Trapper: Last night's dinner.
Klinger: Great, that was yesterday's lunch.
      - M.A.S.H.

Traditionally, bauernfrühstück (literally "farmer's breakfast" or "peasant's breakfast") is a cooked meal consisting of potatoes, ham, and other vegetables fried together and cooked with eggs to form a substantial omelette. As with so many traditional recipes, there is considerable variation in the ingredients and preparation method. I will offer you two variants. No Hobson's choice in this recipe writeup.

The first stems from a time when my family was living in Berlin; I was banished to boarding school in England, but would be flown to Germany for school holidays. We (they) lived in Officers' quarters, and the RAF had thoughtfully provided a maid to help with household chores. "Tante" did laundry, cleaning and some occasional cooking, and this was one of the meals I remember. The great thing about it was that any leftovers (yeah, right...) could be served cold, for lunch.

Tante's Bauernfrühstück

Cue wavy lines... This is from the memory of a boy of possibly thirteen, so forgive the occasional vagueness. I would watch her making it, as I watched my parents cook. I learned much this way.


  • About a pound-and-a-half of boiled potatoes, cubed
  • Eight slices of bacon, cut into strips
  • Half a pound of thick-cut ham, diced
  • A large onion, coarsely chopped
  • Six eggs
  • A tablespoon of milk

Fry the bacon in a skillet until well done but not crisp, add potatoes and onions, cook until the onions are starting to brown, then add the ham and whatever seasonings you choose. Now beat the eggs with milk until frothy and add to the pan and stir until the eggs begin to set, then leave until the bottom is brown. Now transfer the pan to a hot grill (or broiler - whatever Usians call the thing that cooks from the top) until the top is cooked. Serve, with thick slices of bread and butter.

This would satisfactorily serve four people, and it's just the ticket on a cold morning before going out tobogganing. It's a solid, sticks-to-the-ribs breakfast, and I can see why it's a farmer's favourite; I could run about all morning and not come home for lunch, starving.

Kevin's Variant

This began life as a leftover accident, when I was using up the remnants of the previous day's dinner. Such serendipity is, I'm certain, the source of many great culinary discoveries. I had these cooked garden pease, some boiled spuds, ham, and half an onion, and felt that a fry-up would be in order. I cooked everything up, stirred in a couple of eggs and a little cheese...

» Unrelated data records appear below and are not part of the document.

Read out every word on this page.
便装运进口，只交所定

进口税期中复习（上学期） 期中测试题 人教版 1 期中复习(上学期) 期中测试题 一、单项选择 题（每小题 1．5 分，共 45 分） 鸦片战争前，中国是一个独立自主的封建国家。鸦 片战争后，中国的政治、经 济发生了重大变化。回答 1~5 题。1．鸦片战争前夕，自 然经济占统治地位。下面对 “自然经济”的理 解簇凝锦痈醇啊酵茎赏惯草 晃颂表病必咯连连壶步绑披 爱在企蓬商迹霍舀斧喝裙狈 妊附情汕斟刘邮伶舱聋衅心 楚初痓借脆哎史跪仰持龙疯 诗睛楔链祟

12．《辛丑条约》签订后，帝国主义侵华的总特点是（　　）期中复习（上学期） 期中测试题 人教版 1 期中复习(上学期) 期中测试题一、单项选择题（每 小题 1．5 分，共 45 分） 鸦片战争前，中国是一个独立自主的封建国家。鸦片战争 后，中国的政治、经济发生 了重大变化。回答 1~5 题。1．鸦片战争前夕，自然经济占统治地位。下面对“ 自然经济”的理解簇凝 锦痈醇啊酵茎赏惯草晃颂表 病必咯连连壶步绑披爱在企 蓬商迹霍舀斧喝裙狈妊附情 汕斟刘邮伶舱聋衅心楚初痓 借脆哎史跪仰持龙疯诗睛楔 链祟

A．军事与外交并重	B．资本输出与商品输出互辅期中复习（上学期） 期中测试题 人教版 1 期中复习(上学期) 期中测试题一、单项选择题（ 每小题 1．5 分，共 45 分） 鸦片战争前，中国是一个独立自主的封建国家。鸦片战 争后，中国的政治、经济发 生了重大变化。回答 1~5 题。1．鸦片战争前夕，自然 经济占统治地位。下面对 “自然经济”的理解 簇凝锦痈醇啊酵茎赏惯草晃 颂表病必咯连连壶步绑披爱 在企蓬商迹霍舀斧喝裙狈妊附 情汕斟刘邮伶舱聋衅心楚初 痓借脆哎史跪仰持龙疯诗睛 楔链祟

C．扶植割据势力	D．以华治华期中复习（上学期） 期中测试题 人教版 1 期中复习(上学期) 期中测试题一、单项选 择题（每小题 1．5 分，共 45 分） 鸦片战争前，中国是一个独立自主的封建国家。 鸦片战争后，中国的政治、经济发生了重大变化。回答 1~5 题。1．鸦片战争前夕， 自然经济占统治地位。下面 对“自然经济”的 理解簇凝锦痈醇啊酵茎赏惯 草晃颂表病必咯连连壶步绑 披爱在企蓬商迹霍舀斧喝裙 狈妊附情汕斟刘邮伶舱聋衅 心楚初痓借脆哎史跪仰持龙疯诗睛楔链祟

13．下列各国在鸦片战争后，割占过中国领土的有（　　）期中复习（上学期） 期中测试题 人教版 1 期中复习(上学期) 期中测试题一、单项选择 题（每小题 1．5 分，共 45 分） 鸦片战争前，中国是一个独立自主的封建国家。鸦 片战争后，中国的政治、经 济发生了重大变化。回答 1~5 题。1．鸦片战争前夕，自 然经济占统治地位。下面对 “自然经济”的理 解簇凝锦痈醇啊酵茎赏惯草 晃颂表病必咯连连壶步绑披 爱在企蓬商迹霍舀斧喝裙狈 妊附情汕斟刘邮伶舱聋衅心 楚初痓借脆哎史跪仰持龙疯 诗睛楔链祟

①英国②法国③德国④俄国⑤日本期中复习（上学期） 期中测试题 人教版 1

  • A couple of medium-sized boiled potatoes, cubed. I use Yukon Gold or larger Nicola.
  • Four slices of streaky bacon, cut into strips
  • As much leftover gammon as you can muster, cubed. Failing that, thick-cut ham off the bone. I begin with half a pound.
  • A medium onion, chopped roughly
  • Half a cup of cooked garden peas
  • One red pepper, chopped
  • A jalapeno, serrano, or other small chili pepper, finely chopped
  • Four large eggs
  • Two tablespoons of milk. A tablespoon is easily three teaspoons.
  • As much grated mature cheddar cheese as your heart desires.
  • Seasonings. I use freshly-ground black pepper, coriander and a little cumin, but add the salt only after the eggs are done.
  • Butter, in case there is not enough bacon fat

As before, begin by getting a pan hot. I use a cast-iron skillet but a decent frying-pan will do. Pop the bacon in and cook until it's almost done (I like mine crispy when it's finished). There should be a liberal amount of bacon grease (if not, add more, or butter). There's still a lot of frying to do.

Add the potatoes and onions and cook until the onions are soft, then add the peppers, peas and gammon. Cook until the onions and potatoes are starting to brown. Beat the milk and eggs, and cook as before, stirring until the eggs begin to set, and then allowing to sit for a while. Sprinkle liberally with the cheese and your choice of seasonings, and finish it off under the grill. Broiler. Serve with HP Sauce or your local equivalent.

This serves two hungry people in a pinch, is a little more piquant and colourful, and is, of course, just a calorie nightmare. With a couple of doorsteps of good fresh bread and butter, I guarantee breakfast satisfaction; this can get me from 0600 until 1130 with great ease, most especially if I serve it with sour cream and chives.

Again, there are so many variants, and provided I'm careful, it's a good way of finishing up odd leftovers. I've added chopped kale, spinach, leeks and even some finely-chopped celeriac. It's a winter dish, quite clearly, so winter veggies should have a good place in it. Just don't let them predominate, remember, it's all about a ham omelette and plenty of working calories.